[ワシントン 16日 ロイター] - 世界各国が約束した気候変動対策によってこの10年で達成できる温室効果ガスの排出削減が実質9%と、2030年までに排出量をほぼ半減する目標に遠く及ばないことが、新たな分析で分かった。
米コロンビア大学グローバルエネルギー政策センターは、「国が決定する貢献(NDC)」と呼ばれる各国の排出削減計画を分析。「NDCの目標と、50年までに排出を実質ゼロにするために必要な道筋との溝が浮き彫りになった」とした。
報告書では、米国や欧州連合(EU)など50年までに実質ゼロを目指すと表明した国・地域が30年までに達成できる削減幅は対15年比で27%にとどまると分析。また、中国やインドなど50年以降に実質ゼロを目指す国は30年までに排出量が10%増える見通しとした。

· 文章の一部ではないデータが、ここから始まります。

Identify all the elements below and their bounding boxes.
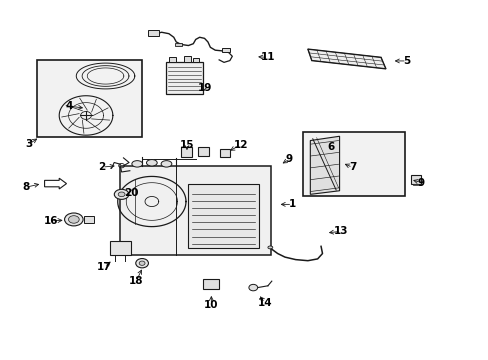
Bar xyxy=(303,132,405,196)
Ellipse shape xyxy=(146,159,157,166)
Bar xyxy=(410,175,420,184)
Ellipse shape xyxy=(136,258,148,268)
Bar xyxy=(166,62,203,94)
Text: 8: 8 xyxy=(22,182,30,192)
Ellipse shape xyxy=(267,246,272,249)
Text: 9: 9 xyxy=(285,154,292,164)
Ellipse shape xyxy=(248,284,257,291)
Text: 14: 14 xyxy=(257,298,272,308)
Text: 11: 11 xyxy=(260,52,275,62)
Text: 20: 20 xyxy=(124,188,138,198)
Ellipse shape xyxy=(114,189,129,199)
Polygon shape xyxy=(310,136,339,194)
Bar xyxy=(181,147,191,157)
Text: 2: 2 xyxy=(98,162,105,172)
Polygon shape xyxy=(307,49,385,69)
Bar xyxy=(203,279,218,289)
Bar xyxy=(83,216,94,223)
Text: 1: 1 xyxy=(288,199,295,210)
Bar xyxy=(221,48,230,52)
Ellipse shape xyxy=(161,161,171,167)
Text: 9: 9 xyxy=(417,177,424,188)
Text: 13: 13 xyxy=(333,226,347,236)
Ellipse shape xyxy=(132,161,142,167)
Ellipse shape xyxy=(68,216,79,223)
Bar xyxy=(120,166,271,255)
Text: 5: 5 xyxy=(403,56,409,66)
Text: 18: 18 xyxy=(129,276,143,286)
Text: 15: 15 xyxy=(180,140,194,150)
Text: 10: 10 xyxy=(203,300,218,310)
Text: 4: 4 xyxy=(65,101,73,111)
Text: 6: 6 xyxy=(327,142,334,152)
Ellipse shape xyxy=(118,192,125,197)
Bar xyxy=(193,58,199,62)
Bar xyxy=(220,149,229,157)
Bar xyxy=(175,42,181,46)
Ellipse shape xyxy=(64,213,83,226)
Bar xyxy=(188,184,259,248)
Text: 19: 19 xyxy=(197,83,211,93)
Bar xyxy=(37,60,142,137)
Text: 17: 17 xyxy=(97,262,112,272)
Bar xyxy=(183,56,190,62)
Bar xyxy=(198,147,208,156)
Text: 7: 7 xyxy=(348,162,356,172)
Bar xyxy=(148,30,158,36)
Ellipse shape xyxy=(139,261,145,265)
Text: 3: 3 xyxy=(25,139,33,149)
Bar xyxy=(168,57,176,62)
Bar xyxy=(412,184,419,185)
Text: 16: 16 xyxy=(43,216,58,226)
Bar xyxy=(110,241,131,255)
Text: 12: 12 xyxy=(233,140,247,150)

実質9%の排出削減は、各国が掲げる目標のみを反映したもので、その目標が政策や法律で裏付けられているかどうかは考慮していない。実際、目標を明確な行動に移している国は数少ないという。
報告書では、18年の世界排出量の42%を占めたインドや中国など大規模新興国が、温暖化対策の前進を巡る大きな不確実要素になると指摘。これらの国は今後数年の排出量増加が他地域の削減ペースを上回ると予想した。